Lors de son audition par la Délégation le 21 décembre 1999, le ministre délégué chargé des affaires européennes a rappelé que la France avait décidé de s’abstenir dans le cadre de la procédure écrite prévue à la fin 1999 pour l’adoption, à la majorité qualifiée, de ces accords textiles et il a indiqué que le ministère compétent effectuerait une étude globale de l’impact des accords de l’Union européenne portant sur le textile.

Plus généralement, il convient d’observer que la Commission a jusqu’à maintenant poussé à une libéralisation extrême des échanges communautaires avec les pays tiers, avec l’accord des Etats membres – pour simplifier – de « l’Europe du Nord », qui s’exerce le plus souvent au détriment des productions les plus fragiles et des régions les plus pauvres de « l’Europe du Sud ». La Délégation exprime ses réserves sur le fait que les produits textiles et d’autres productions comme les fruits et légumes servent systématiquement de monnaie d’échange au processus de libéralisation du commerce extérieur mené par la Communauté européenne.

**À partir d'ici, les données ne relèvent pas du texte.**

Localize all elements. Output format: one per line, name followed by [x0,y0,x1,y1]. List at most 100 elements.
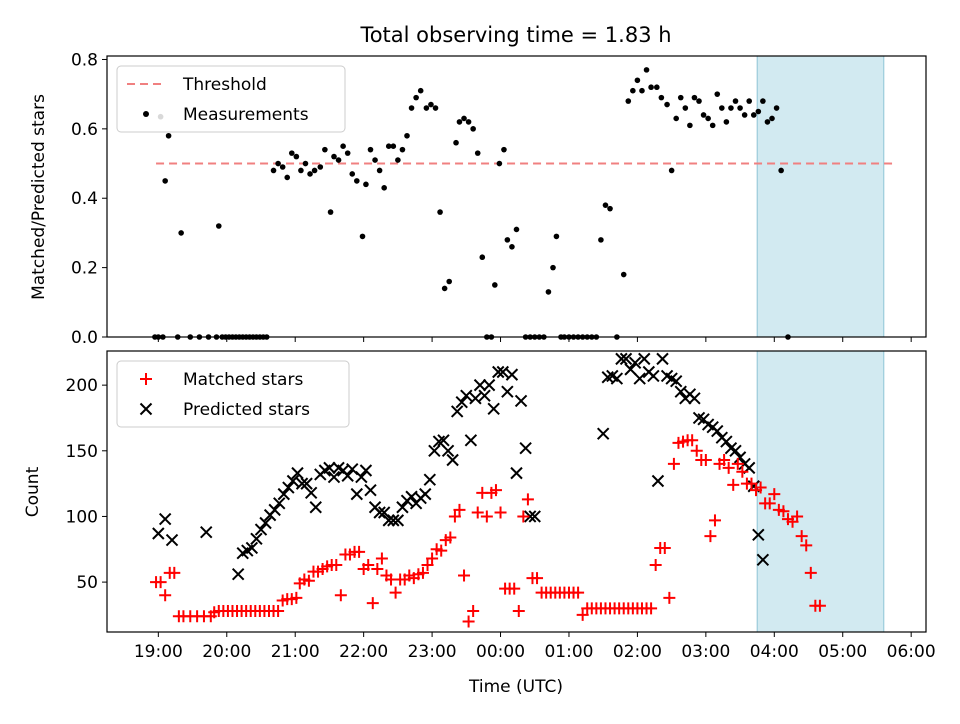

A cet égard, une telle dérive pourrait appeler des corrections sur deux points :

– il conviendrait d’instaurer des procédures d’examen des accords commerciaux permettant de les resituer dans une approche globale de la stratégie commerciale européenne et de les étudier par rapport à des indicateurs généraux définis par produit, par secteur, par pays et par région du monde ;

– lors de la réforme institutionnelle, il conviendrait de veiller à ce que les règles de majorité qualifiée et de pondération des voix conduisent à un meilleur équilibre entre les Etats membres doctrinalement libre-échangistes et les autres.

Conclusion :

A l’occasion de l’examen de ce texte par la Délégation, le Président Alain Barrau a estimé qu’il pourrait appeler les mêmes réticences que celles formulées précédemment par la Délégation à propos d’une série d’accords sur le commerce de produits textiles, sur laquelle elle avait refusé de lever la réserve parlementaire. Il a toutefois souligné que, Malte étant un pays candidat à l’Union européenne, la Délégation pourrait prendre sur le projet d’accord qui lui est soumis une position nuancée.

Mme Marie–Hélène Aubert, Présidente du groupe d’amitié France–Malte et chargée par la Délégation du suivi des négociations d’adhésion avec Malte, a approuvé l’analyse du Président Alain Barrau. L’adhésion de Malte à l’Union européenne est l’objet d’un vif débat qui oppose les conservateurs maltais, favorables à cette perspective, et les travaillistes, qui y sont hostiles, un référendum devant intervenir en 2002. L’affaire de l’Erika, en soulevant le problème des pavillons de complaisance maltais, a alimenté les critiques locales contre l’Union européenne, la défense du transport maritime étant un thème mobilisateur. Il serait donc malvenu de compliquer ce débat et d’aviver la contestation du processus d’adhésion.

La Délégation a donc accepté ce texte.